Issue (i): Whether Rule 22 of the Madhya Pradesh Brewery Rules, 1970, in so far as it authorised recovery from the brewer of charges exceeding 5 per cent of the duty leviable, was within the rule-making power under the Madhya Pradesh Excise Act, 1915.
Analysis: The Act conferred a scheme under which manufacture and sale of liquor were regulated by licence, duty, and, where relevant, lease consideration. Section 28 permitted licences to be granted on prescribed terms and fees, while Section 62 empowered rule-making within the limits of the Act. That power could regulate the conditions of a licence, but it could not be used to create a levy that the Act itself did not authorise. A subordinate rule could not transgress the statutory frame or assume a taxing power not granted by the legislature.
Conclusion: Rule 22 was beyond the rule-making power to the extent it authorised an impermissible levy and was ultra vires the Act.
Issue (ii): Whether the impugned demand was a permissible fee or consideration for the licence, or in substance an additional excise duty without statutory sanction.
Analysis: The charge operated only when the expected duty collections fell short of the 5 per cent benchmark and required the brewer to make good the shortfall. In substance, this was not a fee for services, nor a consideration under Section 27 for grant of lease, but a demand linked to and measured by excise duty that had not actually accrued. Since the Act imposed duty only within the statutory scheme, the rule could not convert a shortfall in duty into a recoverable levy from the brewer. The exaction therefore bore the character of additional excise duty rather than a lawful fee or consideration.

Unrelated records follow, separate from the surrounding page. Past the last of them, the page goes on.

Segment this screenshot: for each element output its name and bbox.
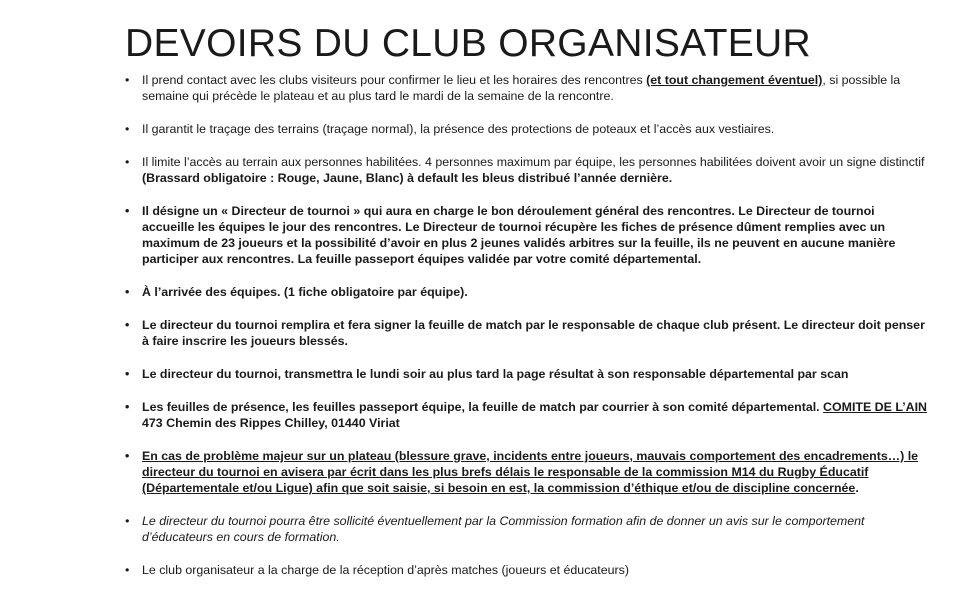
bullet-text: À l’arrivée des équipes. (1 fiche obligatoire par équipe). bbox=[142, 285, 468, 299]
bullet-arrivee-equipes bbox=[125, 284, 930, 300]
bullet-underlined-text: COMITE DE L’AIN bbox=[823, 400, 927, 414]
bullet-address: 473 Chemin des Rippes Chilley, 01440 Viriat bbox=[142, 416, 400, 430]
bullet-feuille-match bbox=[125, 317, 930, 349]
bullet-directeur-tournoi bbox=[125, 203, 930, 267]
bullet-tracage bbox=[125, 121, 930, 137]
bullet-text-end: , si possible la semaine qui précède le plateau et au plus tard le mardi de la semaine de la rencontre. bbox=[142, 73, 901, 103]
bullet-text: Le directeur du tournoi, transmettra le lundi soir au plus tard la page résultat à son responsable départemental par scan bbox=[142, 367, 849, 381]
bullet-underlined-text: En cas de problème majeur sur un plateau (blessure grave, incidents entre joueurs, mauvais comportement des encadrements…) le directeur du tournoi en avisera par écrit dans les plus brefs délais le responsable de la commission M14 du Rugby Éducatif (Départementale et/ou Ligue) afin que soit saisie, si besoin en est, la commission d’éthique et/ou de discipline concernée bbox=[142, 449, 919, 495]
bullet-resultat-scan bbox=[125, 366, 930, 382]
bullet-text: Il désigne un « Directeur de tournoi » qui aura en charge le bon déroulement général des rencontres. Le Directeur de tournoi accueille les équipes le jour des rencontres. Le Directeur de tournoi récupère les fiches de présence dûment remplies avec un maximum de 23 joueurs et la possibilité d’avoir en plus 2 jeunes validés arbitres sur la feuille, ils ne peuvent en aucune manière participer aux rencontres. La feuille passeport équipes validée par votre comité départemental. bbox=[142, 204, 896, 266]
bullet-text: Le directeur du tournoi remplira et fera signer la feuille de match par le responsable de chaque club présent. Le directeur doit penser à faire inscrire les joueurs blessés. bbox=[142, 318, 925, 348]
bullet-contact-clubs bbox=[125, 72, 930, 104]
bullet-text: Il limite l’accès au terrain aux personnes habilitées. 4 personnes maximum par équipe, les personnes habilitées doivent avoir un signe distinctif bbox=[142, 155, 925, 169]
bullet-text: Le club organisateur a la charge de la réception d’après matches (joueurs et éducateurs) bbox=[142, 563, 629, 577]
bullet-underlined-text: (et tout changement éventuel) bbox=[646, 73, 823, 87]
bullet-acces-terrain bbox=[125, 154, 930, 186]
bullet-reception bbox=[125, 562, 930, 578]
bullet-text: Le directeur du tournoi pourra être sollicité éventuellement par la Commission formation afin de donner un avis sur le comportement d’éducateurs en cours de formation. bbox=[142, 514, 865, 544]
bullet-list bbox=[125, 72, 930, 595]
bullet-courrier-comite bbox=[125, 399, 930, 431]
bullet-bold-text: (Brassard obligatoire : Rouge, Jaune, Blanc) à default les bleus distribué l’année dernière. bbox=[142, 171, 673, 185]
page-title: DEVOIRS DU CLUB ORGANISATEUR bbox=[125, 22, 811, 65]
bullet-text: Les feuilles de présence, les feuilles passeport équipe, la feuille de match par courrier à son comité départemental. bbox=[142, 400, 824, 414]
bullet-text-end: . bbox=[855, 481, 859, 495]
bullet-probleme-majeur bbox=[125, 448, 930, 496]
bullet-text: Il prend contact avec les clubs visiteurs pour confirmer le lieu et les horaires des rencontres bbox=[142, 73, 647, 87]
bullet-text: Il garantit le traçage des terrains (traçage normal), la présence des protections de poteaux et l’accès aux vestiaires. bbox=[142, 122, 775, 136]
bullet-commission-formation bbox=[125, 513, 930, 545]
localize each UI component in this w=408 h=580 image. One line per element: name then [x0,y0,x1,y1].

Conclusion: The demand was not sustainable as a fee or consideration and was, in substance, an unauthorised additional excise duty.
Final Conclusion: The appeal succeeded, the impugned demand was quashed, and Rule 22 was invalid to the extent it permitted recovery of an amount amounting in substance to additional excise duty without statutory authority.
Ratio Decidendi: A delegated rule cannot impose, directly or indirectly, a levy in the nature of tax or excise duty unless the parent statute clearly authorises such exaction; a charge masquerading as a fee or licence condition will be invalid if its true substance is an unauthorised duty.